Em 12 das últimas 14 partidas, Gui anotou dígitos duplos em pontuação, sua melhor sequência na NBA. O desempenho rendeu uma extensão contratual de três anos no valor de 15 milhões de dólares (cerca de R$ 80 milhões).
"A gente fica muito feliz, porque a gente está ali acompanhando tudo por trás, nos bastidores. Sabemos como ele fica quando não tem oportunidades e sabemos também como ele fica quando tem as chances. Eu fico muito contente de vê-lo trabalhando todo dia e conquistando tudo que ele sempre sonhou", celebrou Edu Santos.
O caçula já foi o terror do irmão mais velho — e quer voltar a ser
No um contra um, tradicional do basquete, o garoto de 16 anos confessou que o irmão vem levando certa vantagem nas disputas da família.
"Hoje em dia, não vou mentir, ele ganha mais um pouquinho, porque ele é mais forte. Ainda estou fraco, preciso pegar uma massa. Mas, daqui a pouquinho, um ano e meio, quem sabe, ele não me pega mais", brincou Edu.

Mas nem sempre foi assim, salienta o ala-pivô, que trocou a base do Corinthians para poder receber suas primeiras chances como profissional no Pinheiros.
"Quando a gente era menor, nossa, ele apanhava. Era baixinho, fraquinho, mas agora ele já está começando a dar mais jogo", contou ao Flashscore.

Sonho compartilhado
Apesar da disputa saudável, o grande objetivo de Edu é trilhar um caminho paralelo ao de Gui e, quem sabe, validar a profecia de Petrović sobre o seu futuro.
"Meu sonho é chegar na NBA e trabalho todos os dias para isso. Mas entendo que preciso dar um passo de cada vez: primeiro quero ganhar mais espaço no NBB e estrear pela Seleção Brasileira adulta. Poder jogar ao lado do meu irmão no Brasil é o meu maior sonho", projetou o jovem talento.

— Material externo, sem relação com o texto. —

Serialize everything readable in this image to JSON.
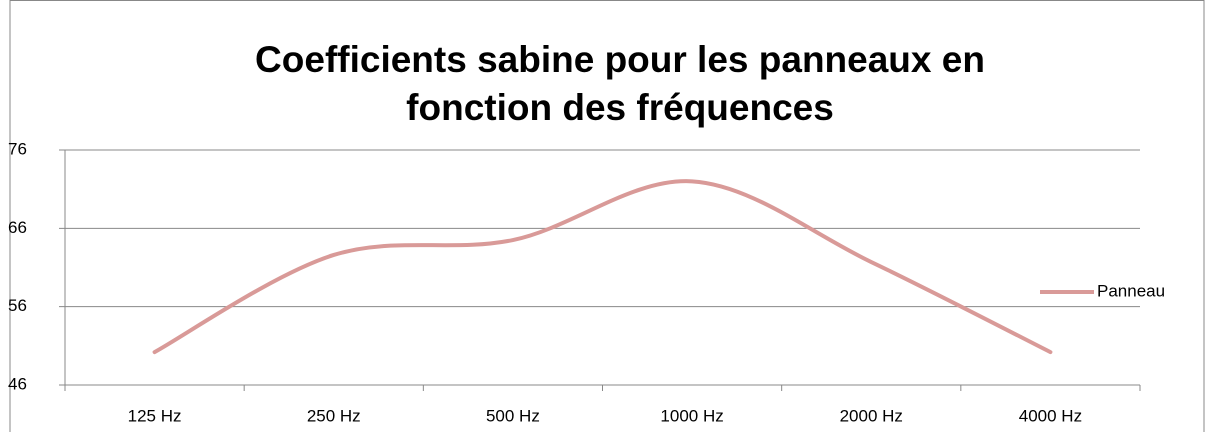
{
  "chart_data": {
    "type": "line",
    "title": "Coefficients sabine pour les panneaux en fonction des fréquences",
    "categories": [
      "125 Hz",
      "250 Hz",
      "500 Hz",
      "1000 Hz",
      "2000 Hz",
      "4000 Hz"
    ],
    "series": [
      {
        "name": "Panneau",
        "color": "#d99a98",
        "values": [
          50.2,
          62.6,
          64.5,
          72,
          61.7,
          50.2
        ]
      }
    ],
    "ylim": [
      46,
      76
    ],
    "yticks": [
      46,
      56,
      66,
      76
    ],
    "grid": true,
    "smooth": true,
    "legend": "right"
  }
}
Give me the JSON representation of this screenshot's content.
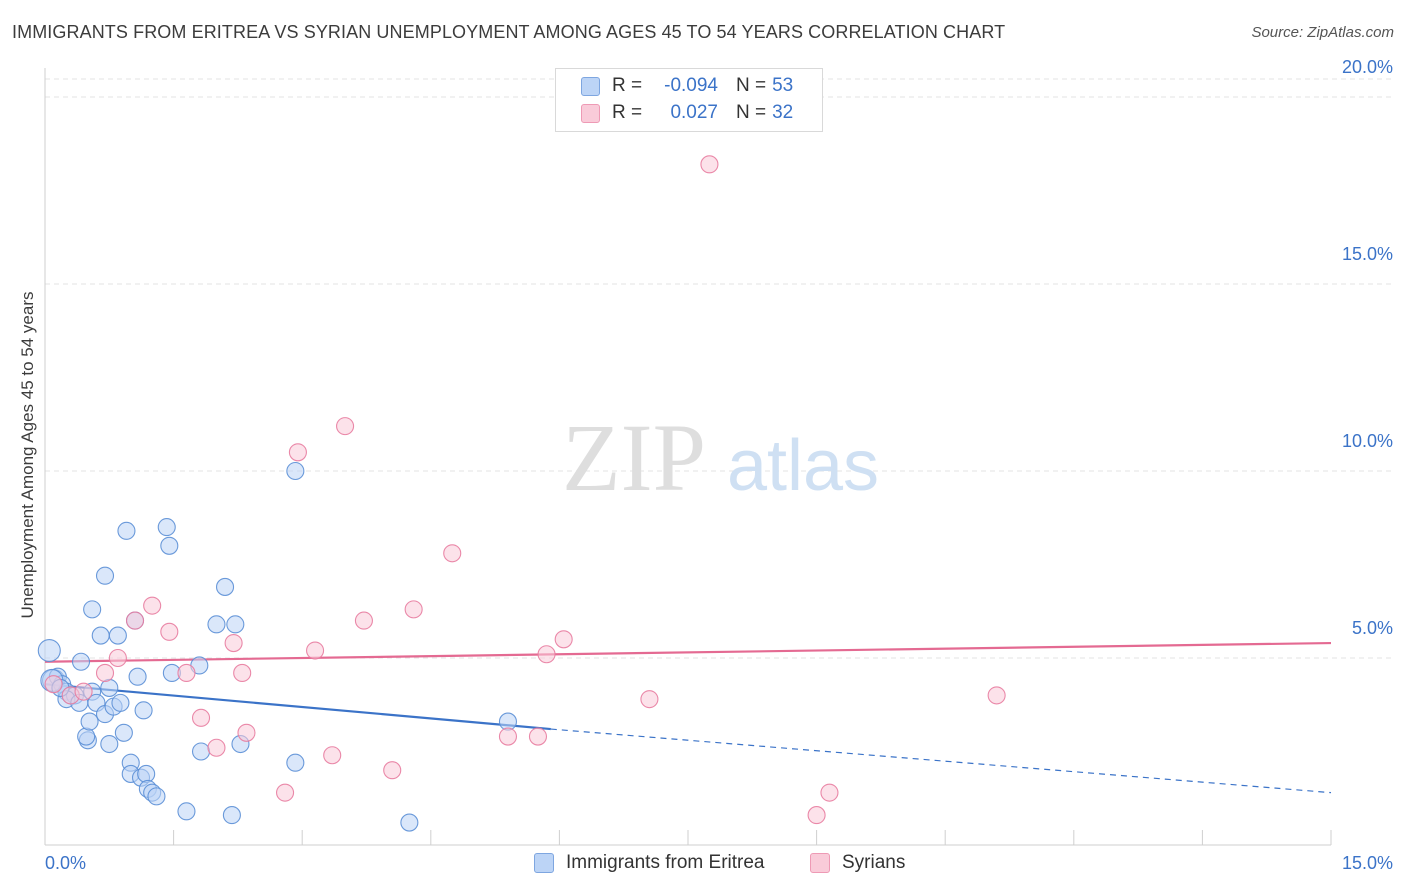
{
  "header": {
    "title": "IMMIGRANTS FROM ERITREA VS SYRIAN UNEMPLOYMENT AMONG AGES 45 TO 54 YEARS CORRELATION CHART",
    "source": "Source: ZipAtlas.com"
  },
  "watermark": {
    "zip": "ZIP",
    "atlas": "atlas"
  },
  "legend": {
    "rows": [
      {
        "r_label": "R =",
        "r_value": "-0.094",
        "n_label": "N =",
        "n_value": "53",
        "fill": "#bcd4f6",
        "stroke": "#7ea6e0"
      },
      {
        "r_label": "R =",
        "r_value": "0.027",
        "n_label": "N =",
        "n_value": "32",
        "fill": "#f9cbd9",
        "stroke": "#ee9ab5"
      }
    ]
  },
  "chart_data": {
    "type": "scatter",
    "title": "IMMIGRANTS FROM ERITREA VS SYRIAN UNEMPLOYMENT AMONG AGES 45 TO 54 YEARS CORRELATION CHART",
    "xlabel": "",
    "ylabel": "Unemployment Among Ages 45 to 54 years",
    "xlim": [
      0,
      15
    ],
    "ylim": [
      0,
      20
    ],
    "x_tick_labels": {
      "left": "0.0%",
      "right": "15.0%"
    },
    "y_ticks": [
      {
        "value": 5,
        "label": "5.0%"
      },
      {
        "value": 10,
        "label": "10.0%"
      },
      {
        "value": 15,
        "label": "15.0%"
      },
      {
        "value": 20,
        "label": "20.0%"
      }
    ],
    "series": [
      {
        "name": "Immigrants from Eritrea",
        "color": "#5b8fd6",
        "fill": "#bcd4f6",
        "trend": {
          "x0": 0,
          "y0": 4.3,
          "x1": 5.9,
          "y1": 3.1,
          "dash_x1": 15,
          "dash_y1": 1.4,
          "color": "#3b73c8"
        },
        "points": [
          [
            0.05,
            5.2
          ],
          [
            0.1,
            4.4
          ],
          [
            0.15,
            4.5
          ],
          [
            0.2,
            4.3
          ],
          [
            0.25,
            4.1
          ],
          [
            0.3,
            4.0
          ],
          [
            0.35,
            4.0
          ],
          [
            0.25,
            3.9
          ],
          [
            0.4,
            3.8
          ],
          [
            0.42,
            4.9
          ],
          [
            0.55,
            4.1
          ],
          [
            0.6,
            3.8
          ],
          [
            0.7,
            3.5
          ],
          [
            0.75,
            2.7
          ],
          [
            0.5,
            2.8
          ],
          [
            0.48,
            2.9
          ],
          [
            0.52,
            3.3
          ],
          [
            0.55,
            6.3
          ],
          [
            0.65,
            5.6
          ],
          [
            0.7,
            7.2
          ],
          [
            0.75,
            4.2
          ],
          [
            0.8,
            3.7
          ],
          [
            0.85,
            5.6
          ],
          [
            0.88,
            3.8
          ],
          [
            0.92,
            3.0
          ],
          [
            0.95,
            8.4
          ],
          [
            1.0,
            2.2
          ],
          [
            1.0,
            1.9
          ],
          [
            1.05,
            6.0
          ],
          [
            1.08,
            4.5
          ],
          [
            1.12,
            1.8
          ],
          [
            1.15,
            3.6
          ],
          [
            1.18,
            1.9
          ],
          [
            1.2,
            1.5
          ],
          [
            1.25,
            1.4
          ],
          [
            1.3,
            1.3
          ],
          [
            1.42,
            8.5
          ],
          [
            1.45,
            8.0
          ],
          [
            1.48,
            4.6
          ],
          [
            1.65,
            0.9
          ],
          [
            1.8,
            4.8
          ],
          [
            1.82,
            2.5
          ],
          [
            2.0,
            5.9
          ],
          [
            2.1,
            6.9
          ],
          [
            2.18,
            0.8
          ],
          [
            2.22,
            5.9
          ],
          [
            2.28,
            2.7
          ],
          [
            2.92,
            10.0
          ],
          [
            2.92,
            2.2
          ],
          [
            4.25,
            0.6
          ],
          [
            5.4,
            3.3
          ],
          [
            0.08,
            4.4
          ],
          [
            0.18,
            4.2
          ]
        ]
      },
      {
        "name": "Syrians",
        "color": "#e87ca0",
        "fill": "#f9cbd9",
        "trend": {
          "x0": 0,
          "y0": 4.9,
          "x1": 15,
          "y1": 5.4,
          "color": "#e46a92"
        },
        "points": [
          [
            0.1,
            4.3
          ],
          [
            0.3,
            4.0
          ],
          [
            0.45,
            4.1
          ],
          [
            0.7,
            4.6
          ],
          [
            0.85,
            5.0
          ],
          [
            1.05,
            6.0
          ],
          [
            1.25,
            6.4
          ],
          [
            1.45,
            5.7
          ],
          [
            1.65,
            4.6
          ],
          [
            1.82,
            3.4
          ],
          [
            2.0,
            2.6
          ],
          [
            2.2,
            5.4
          ],
          [
            2.3,
            4.6
          ],
          [
            2.35,
            3.0
          ],
          [
            2.8,
            1.4
          ],
          [
            2.95,
            10.5
          ],
          [
            3.15,
            5.2
          ],
          [
            3.35,
            2.4
          ],
          [
            3.5,
            11.2
          ],
          [
            3.72,
            6.0
          ],
          [
            4.05,
            2.0
          ],
          [
            4.3,
            6.3
          ],
          [
            4.75,
            7.8
          ],
          [
            5.4,
            2.9
          ],
          [
            5.75,
            2.9
          ],
          [
            5.85,
            5.1
          ],
          [
            6.05,
            5.5
          ],
          [
            7.05,
            3.9
          ],
          [
            7.75,
            18.2
          ],
          [
            9.0,
            0.8
          ],
          [
            9.15,
            1.4
          ],
          [
            11.1,
            4.0
          ]
        ]
      }
    ]
  }
}
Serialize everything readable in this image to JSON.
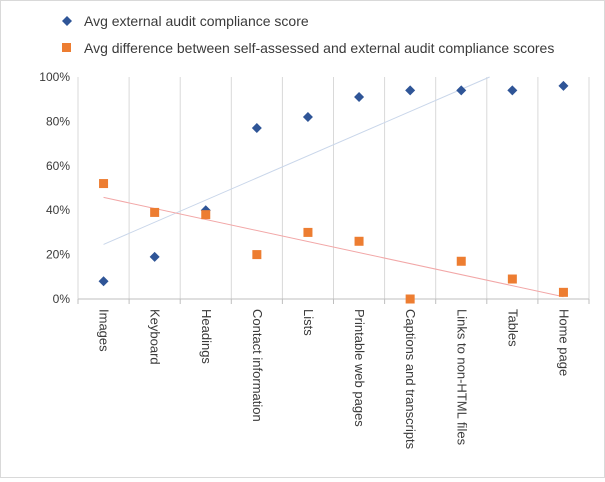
{
  "chart_data": {
    "type": "scatter",
    "title": "",
    "xlabel": "",
    "ylabel": "",
    "categories": [
      "Images",
      "Keyboard",
      "Headings",
      "Contact information",
      "Lists",
      "Printable web pages",
      "Captions and transcripts",
      "Links to non-HTML files",
      "Tables",
      "Home page"
    ],
    "ylim": [
      0,
      100
    ],
    "y_ticks": [
      "0%",
      "20%",
      "40%",
      "60%",
      "80%",
      "100%"
    ],
    "y_tick_values": [
      0,
      20,
      40,
      60,
      80,
      100
    ],
    "grid": "vertical",
    "legend_position": "top",
    "series": [
      {
        "name": "Avg external audit compliance score",
        "marker": "diamond",
        "color": "#2f5597",
        "trendline_color": "#c9d6ea",
        "values": [
          8,
          19,
          40,
          77,
          82,
          91,
          94,
          94,
          94,
          96
        ]
      },
      {
        "name": "Avg difference between self-assessed and external audit compliance scores",
        "marker": "square",
        "color": "#ed7d31",
        "trendline_color": "#f2a7a7",
        "values": [
          52,
          39,
          38,
          20,
          30,
          26,
          0,
          17,
          9,
          3
        ]
      }
    ]
  }
}
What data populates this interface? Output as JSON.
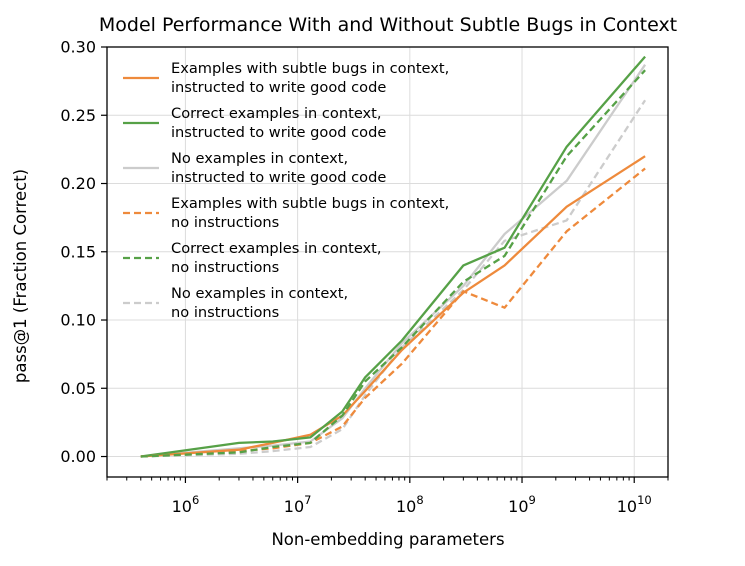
{
  "chart_data": {
    "type": "line",
    "title": "Model Performance With and Without Subtle Bugs in Context",
    "xlabel": "Non-embedding parameters",
    "ylabel": "pass@1 (Fraction Correct)",
    "x_scale": "log",
    "xlim": [
      200000,
      20000000000
    ],
    "ylim": [
      -0.015,
      0.3
    ],
    "grid": true,
    "legend_position": "top-left",
    "x_ticks": [
      {
        "value": 1000000,
        "base": "10",
        "exp": "6"
      },
      {
        "value": 10000000,
        "base": "10",
        "exp": "7"
      },
      {
        "value": 100000000,
        "base": "10",
        "exp": "8"
      },
      {
        "value": 1000000000,
        "base": "10",
        "exp": "9"
      },
      {
        "value": 10000000000,
        "base": "10",
        "exp": "10"
      }
    ],
    "y_ticks": [
      {
        "value": 0.0,
        "label": "0.00"
      },
      {
        "value": 0.05,
        "label": "0.05"
      },
      {
        "value": 0.1,
        "label": "0.10"
      },
      {
        "value": 0.15,
        "label": "0.15"
      },
      {
        "value": 0.2,
        "label": "0.20"
      },
      {
        "value": 0.25,
        "label": "0.25"
      },
      {
        "value": 0.3,
        "label": "0.30"
      }
    ],
    "x": [
      400000,
      3000000,
      6000000,
      13000000,
      25000000,
      40000000,
      85000000,
      300000000,
      700000000,
      2500000000,
      12500000000
    ],
    "series": [
      {
        "name": "Examples with subtle bugs in context,\ninstructed to write good code",
        "color": "#EE8A3C",
        "dash": "solid",
        "values": [
          0.0,
          0.005,
          0.01,
          0.016,
          0.03,
          0.048,
          0.078,
          0.12,
          0.14,
          0.183,
          0.22
        ]
      },
      {
        "name": "Correct examples in context,\ninstructed to write good code",
        "color": "#56A147",
        "dash": "solid",
        "values": [
          0.0,
          0.01,
          0.011,
          0.014,
          0.033,
          0.058,
          0.085,
          0.14,
          0.153,
          0.227,
          0.293
        ]
      },
      {
        "name": "No examples in context,\ninstructed to write good code",
        "color": "#CCCCCC",
        "dash": "solid",
        "values": [
          0.0,
          0.006,
          0.008,
          0.011,
          0.028,
          0.05,
          0.083,
          0.125,
          0.163,
          0.202,
          0.287
        ]
      },
      {
        "name": "Examples with subtle bugs in context,\nno instructions",
        "color": "#EE8A3C",
        "dash": "dashed",
        "values": [
          0.0,
          0.004,
          0.006,
          0.01,
          0.022,
          0.043,
          0.068,
          0.121,
          0.109,
          0.165,
          0.211
        ]
      },
      {
        "name": "Correct examples in context,\nno instructions",
        "color": "#56A147",
        "dash": "dashed",
        "values": [
          0.0,
          0.003,
          0.007,
          0.01,
          0.03,
          0.055,
          0.08,
          0.128,
          0.147,
          0.22,
          0.283
        ]
      },
      {
        "name": "No examples in context,\nno instructions",
        "color": "#CCCCCC",
        "dash": "dashed",
        "values": [
          0.0,
          0.002,
          0.004,
          0.007,
          0.02,
          0.045,
          0.08,
          0.122,
          0.158,
          0.173,
          0.261
        ]
      }
    ]
  }
}
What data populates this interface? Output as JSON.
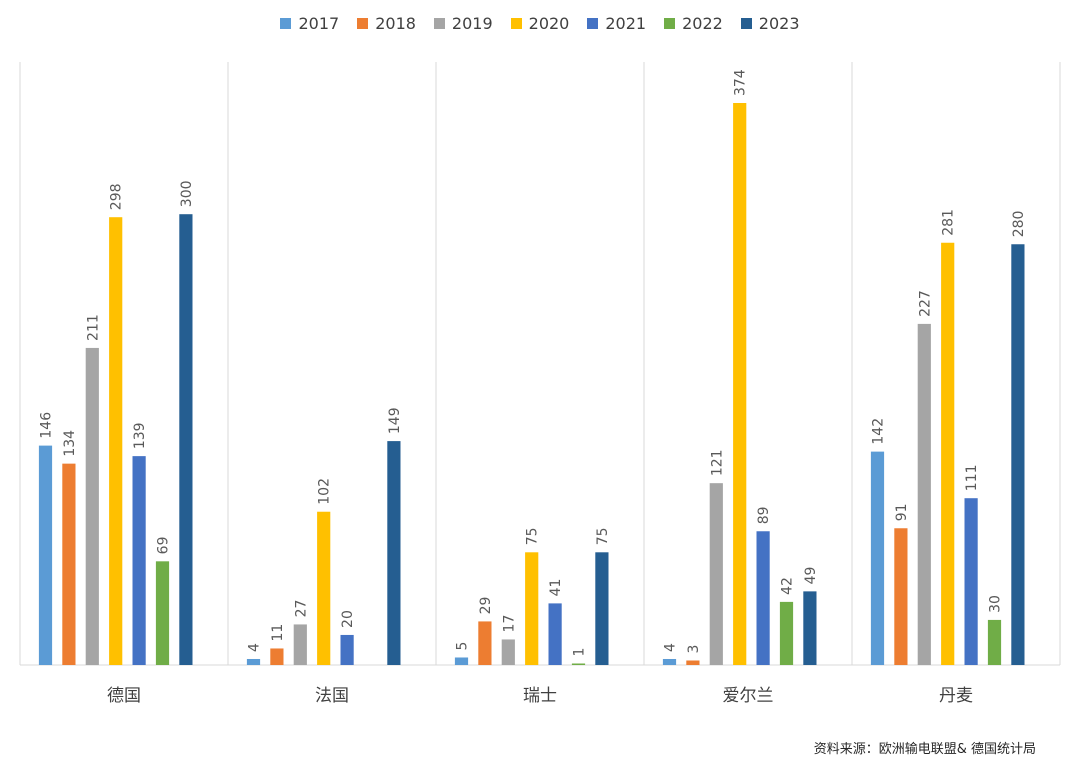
{
  "chart_data": {
    "type": "bar",
    "title": "",
    "xlabel": "",
    "ylabel": "",
    "ylim": [
      0,
      400
    ],
    "grid": false,
    "legend_position": "top",
    "categories": [
      "德国",
      "法国",
      "瑞士",
      "爱尔兰",
      "丹麦"
    ],
    "series": [
      {
        "name": "2017",
        "color": "#5B9BD5",
        "values": [
          146,
          4,
          5,
          4,
          142
        ]
      },
      {
        "name": "2018",
        "color": "#ED7D31",
        "values": [
          134,
          11,
          29,
          3,
          91
        ]
      },
      {
        "name": "2019",
        "color": "#A5A5A5",
        "values": [
          211,
          27,
          17,
          121,
          227
        ]
      },
      {
        "name": "2020",
        "color": "#FFC000",
        "values": [
          298,
          102,
          75,
          374,
          281
        ]
      },
      {
        "name": "2021",
        "color": "#4472C4",
        "values": [
          139,
          20,
          41,
          89,
          111
        ]
      },
      {
        "name": "2022",
        "color": "#70AD47",
        "values": [
          69,
          null,
          1,
          42,
          30
        ]
      },
      {
        "name": "2023",
        "color": "#255E91",
        "values": [
          300,
          149,
          75,
          49,
          280
        ]
      }
    ]
  },
  "source_note": "资料来源：欧洲输电联盟& 德国统计局"
}
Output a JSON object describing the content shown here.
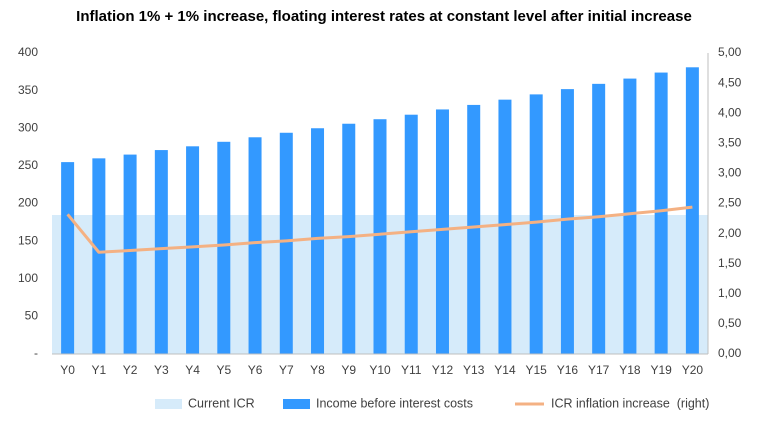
{
  "chart_data": {
    "type": "bar",
    "title": "Inflation 1% + 1% increase, floating interest rates at constant level after initial increase",
    "categories": [
      "Y0",
      "Y1",
      "Y2",
      "Y3",
      "Y4",
      "Y5",
      "Y6",
      "Y7",
      "Y8",
      "Y9",
      "Y10",
      "Y11",
      "Y12",
      "Y13",
      "Y14",
      "Y15",
      "Y16",
      "Y17",
      "Y18",
      "Y19",
      "Y20"
    ],
    "y_left": {
      "ylim": [
        0,
        400
      ],
      "tick_labels": [
        "-",
        "50",
        "100",
        "150",
        "200",
        "250",
        "300",
        "350",
        "400"
      ]
    },
    "y_right": {
      "ylim": [
        0,
        5
      ],
      "tick_labels": [
        "0,00",
        "0,50",
        "1,00",
        "1,50",
        "2,00",
        "2,50",
        "3,00",
        "3,50",
        "4,00",
        "4,50",
        "5,00"
      ]
    },
    "series": [
      {
        "name": "Current ICR",
        "type": "area",
        "axis": "right",
        "color": "#d6ebfa",
        "values": [
          2.31,
          2.31,
          2.31,
          2.31,
          2.31,
          2.31,
          2.31,
          2.31,
          2.31,
          2.31,
          2.31,
          2.31,
          2.31,
          2.31,
          2.31,
          2.31,
          2.31,
          2.31,
          2.31,
          2.31,
          2.31
        ]
      },
      {
        "name": "Income before interest costs",
        "type": "bar",
        "axis": "left",
        "color": "#3399ff",
        "values": [
          255,
          260,
          265,
          271,
          276,
          282,
          288,
          294,
          300,
          306,
          312,
          318,
          325,
          331,
          338,
          345,
          352,
          359,
          366,
          374,
          381
        ]
      },
      {
        "name": "ICR inflation increase  (right)",
        "type": "line",
        "axis": "right",
        "color": "#f4b183",
        "values": [
          2.32,
          1.69,
          1.72,
          1.75,
          1.78,
          1.81,
          1.85,
          1.88,
          1.92,
          1.95,
          1.99,
          2.03,
          2.07,
          2.11,
          2.15,
          2.19,
          2.24,
          2.28,
          2.33,
          2.38,
          2.44
        ]
      }
    ],
    "legend_position": "bottom",
    "grid": false
  }
}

A ascensão de Edu Santos tem sido meteórica. Após se destacar nas categorias de base do Corinthians, onde chamou a atenção pelo porte físico e mobilidade, o ala-pivô tomou a decisão estratégica de se transferir para o Pinheiros, clube referência na formação de talentos no Brasil.
No clube paulista, Edu começou a transição para o profissional, integrando o elenco que disputa o NBB e a LDB (Liga de Desenvolvimento de Basquete). Essa vitrine, somada ao desempenho dominante nos torneios juvenis, foi o que carimbou seu passaporte para os treinos com a Seleção principal sob o comando de Petrović, consolidando-o como o projeto mais valioso da nova geração brasileira.